Réactions à Pristina à la décision en faveur des anciens dirigeants de l’UCK à La Haye

L’ancien président du Kosovo, Hashim Thaçi, a été reconnu coupable de crimes de guerre et condamné à 25 ans de prison par les Chambres spécialisées à La Haye.
Jakup Krasniqi a également été condamné à 25 ans de prison pour divers crimes de guerre ; Kadri Veseli a écopé d’une peine de 18 ans et Rexhep Selimi a été condamné à 13 ans de prison.
Il s’agit d’un verdict de première instance susceptible d’appel.
Cette décision a suscité de nombreuses réactions de la part de responsables gouvernementaux, de personnalités politiques et de citoyens, qu’ils aient suivi l’annonce devant le Tribunal spécial à La Haye ou depuis les places et les rues des villes du Kosovo.
Le ministre des Affaires étrangères de la République du Kosovo, Glauk Konjufca, a qualifié de terrible la décision du Tribunal spécial de condamner ces quatre figures de l’UCK. « Nous considérons qu’il s’agit d’un jugement terrible pour le Kosovo, pour notre peuple et pour notre lutte de libération. Le peuple du Kosovo a vécu la guerre et connaît la véritable nature de la lutte de libération du Kosovo ; nous savons qu’il n’existait aucun mécanisme criminel au sein de l’Armée de libération du Kosovo visant à nuire à une quelconque population. On ne trouve, au sein de l’UCK, aucun programme ni aucun objectif correspondant aux allégations du tribunal. C’est un verdict véritablement affligeant, injuste et immérité pour les quatre dirigeants de l’Armée de libération du Kosovo. C’est une situation qui causera un immense préjudice tant à notre récit national qu’à l’État du Kosovo. »

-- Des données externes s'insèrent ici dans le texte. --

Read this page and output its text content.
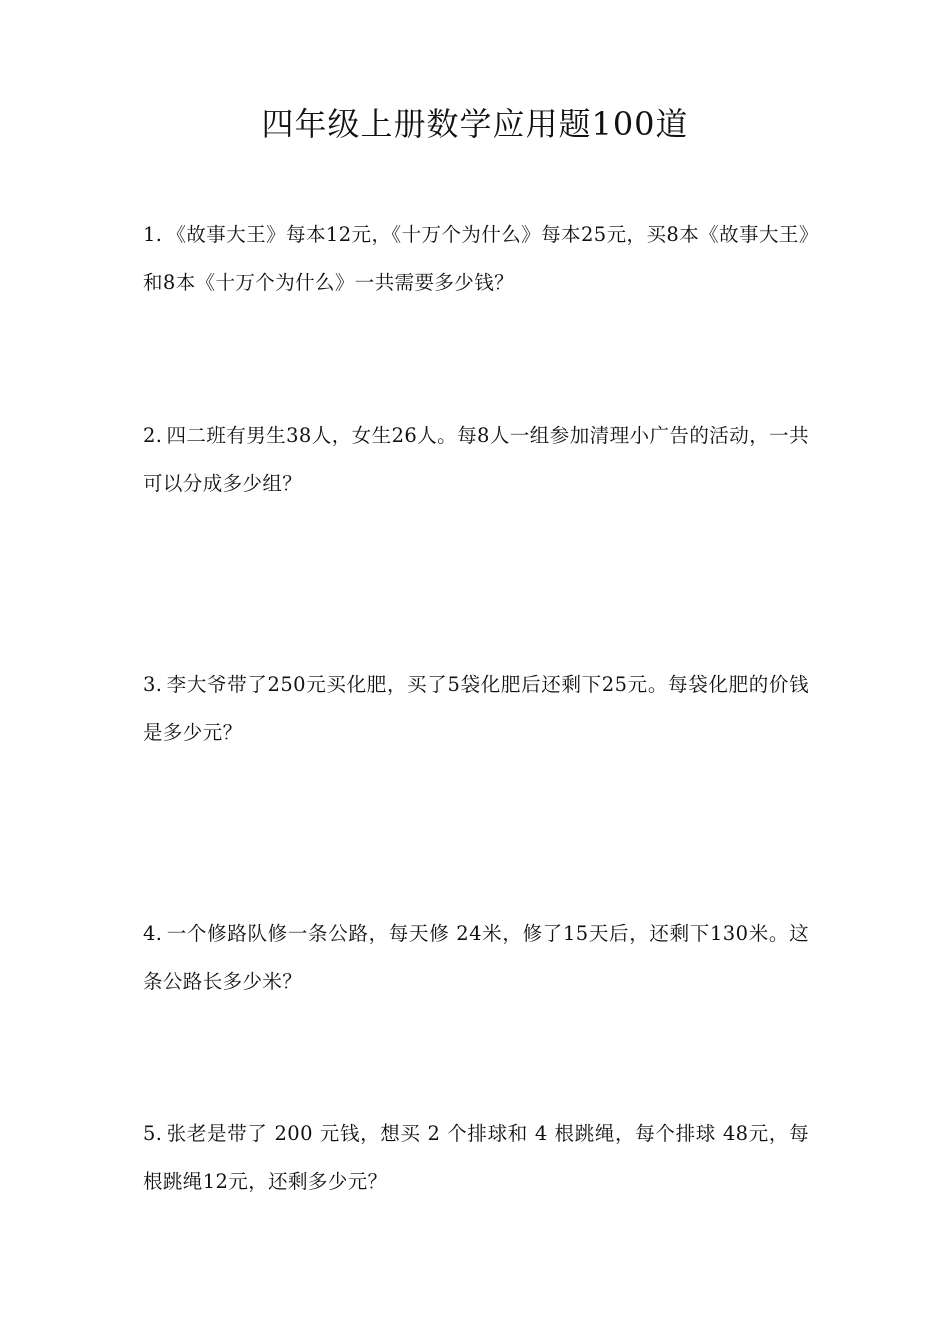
四年级上册数学应用题100道

1. 《故事大王》每本12元，《十万个为什么》每本25元，买8本《故事大王》和8本《十万个为什么》一共需要多少钱？

2. 四二班有男生38人，女生26人。每8人一组参加清理小广告的活动，一共可以分成多少组？

3. 李大爷带了250元买化肥，买了5袋化肥后还剩下25元。每袋化肥的价钱是多少元？

4. 一个修路队修一条公路，每天修 24米，修了15天后，还剩下130米。这条公路长多少米？

5. 张老是带了 200 元钱，想买 2 个排球和 4 根跳绳，每个排球 48元，每根跳绳12元，还剩多少元？
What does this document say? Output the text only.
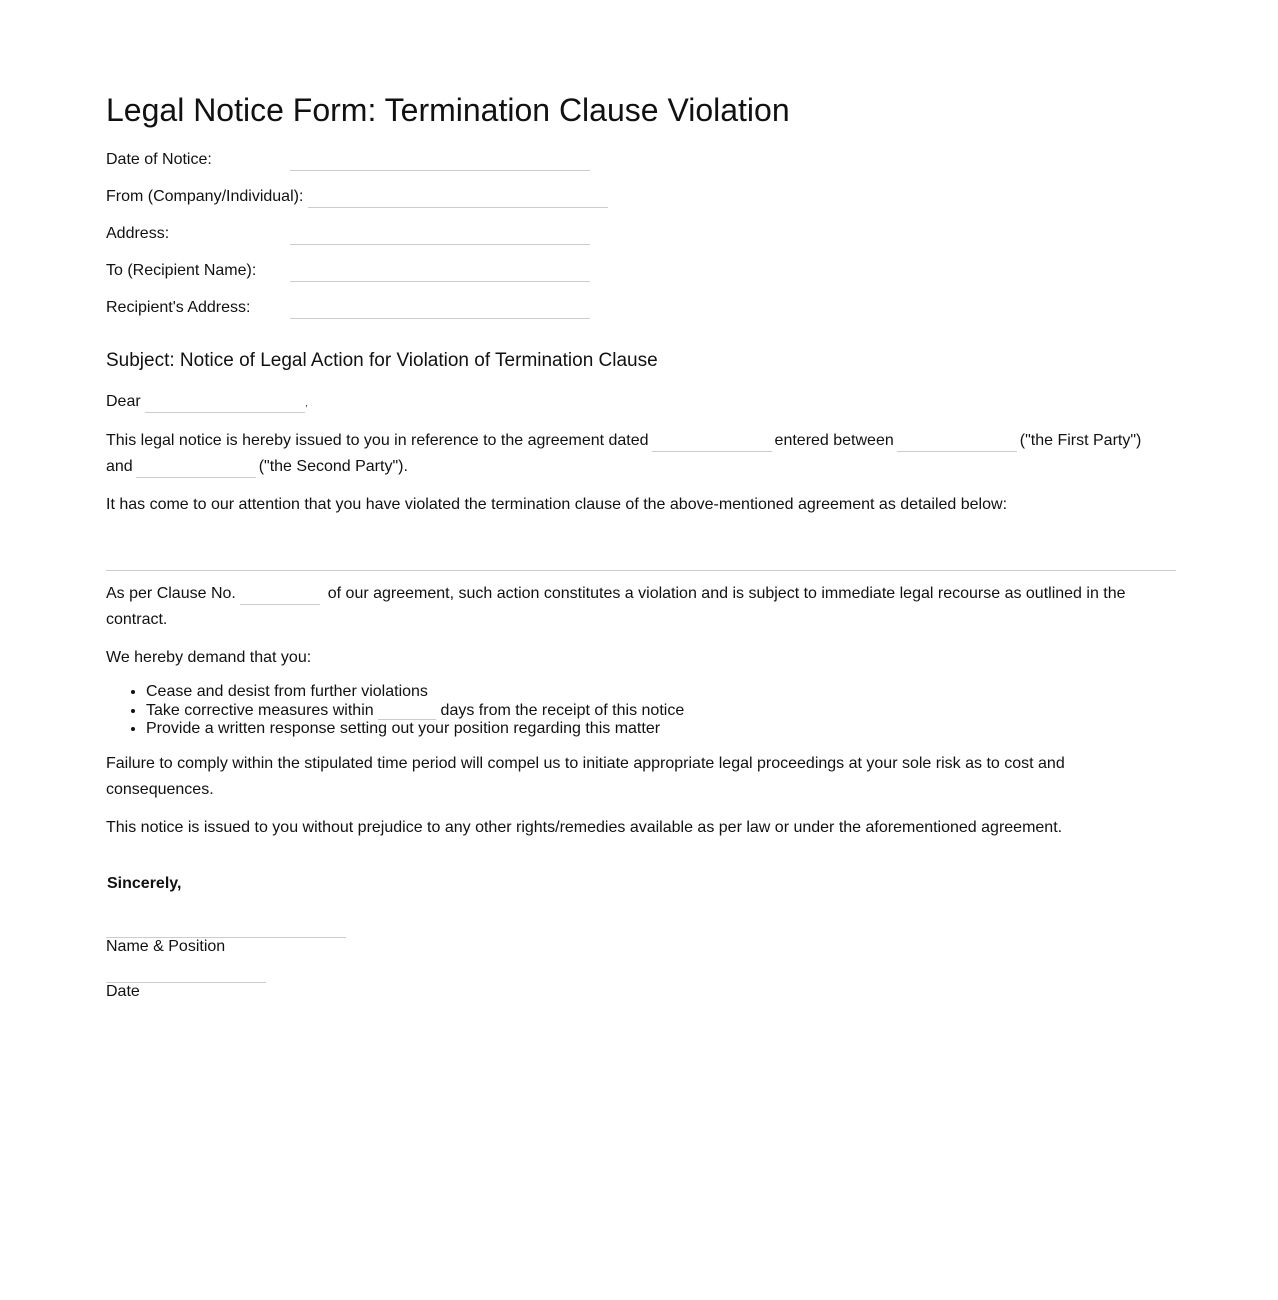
Legal Notice Form: Termination Clause Violation
Date of Notice:
From (Company/Individual):
Address:
To (Recipient Name):
Recipient's Address:
Subject: Notice of Legal Action for Violation of Termination Clause

Dear	,

This legal notice is hereby issued to you in reference to the agreement dated	entered between	("the First Party") and	("the Second Party").

It has come to our attention that you have violated the termination clause of the above-mentioned agreement as detailed below:

As per Clause No.	of our agreement, such action constitutes a violation and is subject to immediate legal recourse as outlined in the contract.

We hereby demand that you:

• Cease and desist from further violations
• Take corrective measures within	days from the receipt of this notice
• Provide a written response setting out your position regarding this matter

Failure to comply within the stipulated time period will compel us to initiate appropriate legal proceedings at your sole risk as to cost and consequences.

This notice is issued to you without prejudice to any other rights/remedies available as per law or under the aforementioned agreement.

Sincerely,
Name & Position
Date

M. Konjufca a également souligné que les peines de prison infligées à Hashim Thaçi, Jakup Krasniqi, Rexhep Selimi et Kadri Veseli sont excessivement sévères.
L’ancien Premier ministre du Kosovo, Ramush Haradinaj, aujourd’hui député pour l’Alliance, a qualifié la condamnation des anciens dirigeants de l’UCK d’« inacceptable » et d’« injuste », tout en appelant au calme et à la poursuite de la bataille juridique en appel.
« La bataille pour la justice doit se poursuivre ; elle doit être gagnée en appel », a déclaré Haradinaj dans un message vidéo diffusé sur les réseaux sociaux.
Le président de l’Organisation des anciens combattants de l’UCK (OVL-KLA), Hysni Gucati, a fermement condamné le verdict prononcé à l’encontre des anciens dirigeants de l’UCK, qualifiant le Tribunal spécial de « tribunal terrible et criminel ».
« Aujourd’hui, le tribunal a réussi à satisfaire la Serbie et la Russie avec ces peines », a déclaré Gucati.
Le Parti démocratique du Kosovo (PDK) a qualifié le verdict contre Hashim Thaçi, Kadri Veseli, Jakup Krasniqi et Rexhep Selimi d’« injuste et inacceptable », affirmant qu’il s’y opposerait « par tous les moyens démocratiques ».
Dans un communiqué publié après l’annonce du verdict à La Haye, le PDK a qualifié la décision de «coup dur » et a soutenu qu’elle reposait sur des éléments que le parti considère comme fabriqués et suscités par la Serbie dans le but de criminaliser la guerre menée par l’UCK.
« Ce verdict a peut-être été rédigé à La Haye. Mais l’histoire du Kosovo s’est écrite ici — par le sacrifice, le sang et le combat pour la liberté. Et elle ne sera pas réécrite aujourd’hui », indique le communiqué.
Le PDK a déclaré que ce verdict ne constituait pas le « dernier mot », faisant référence à la poursuite de la procédure judiciaire.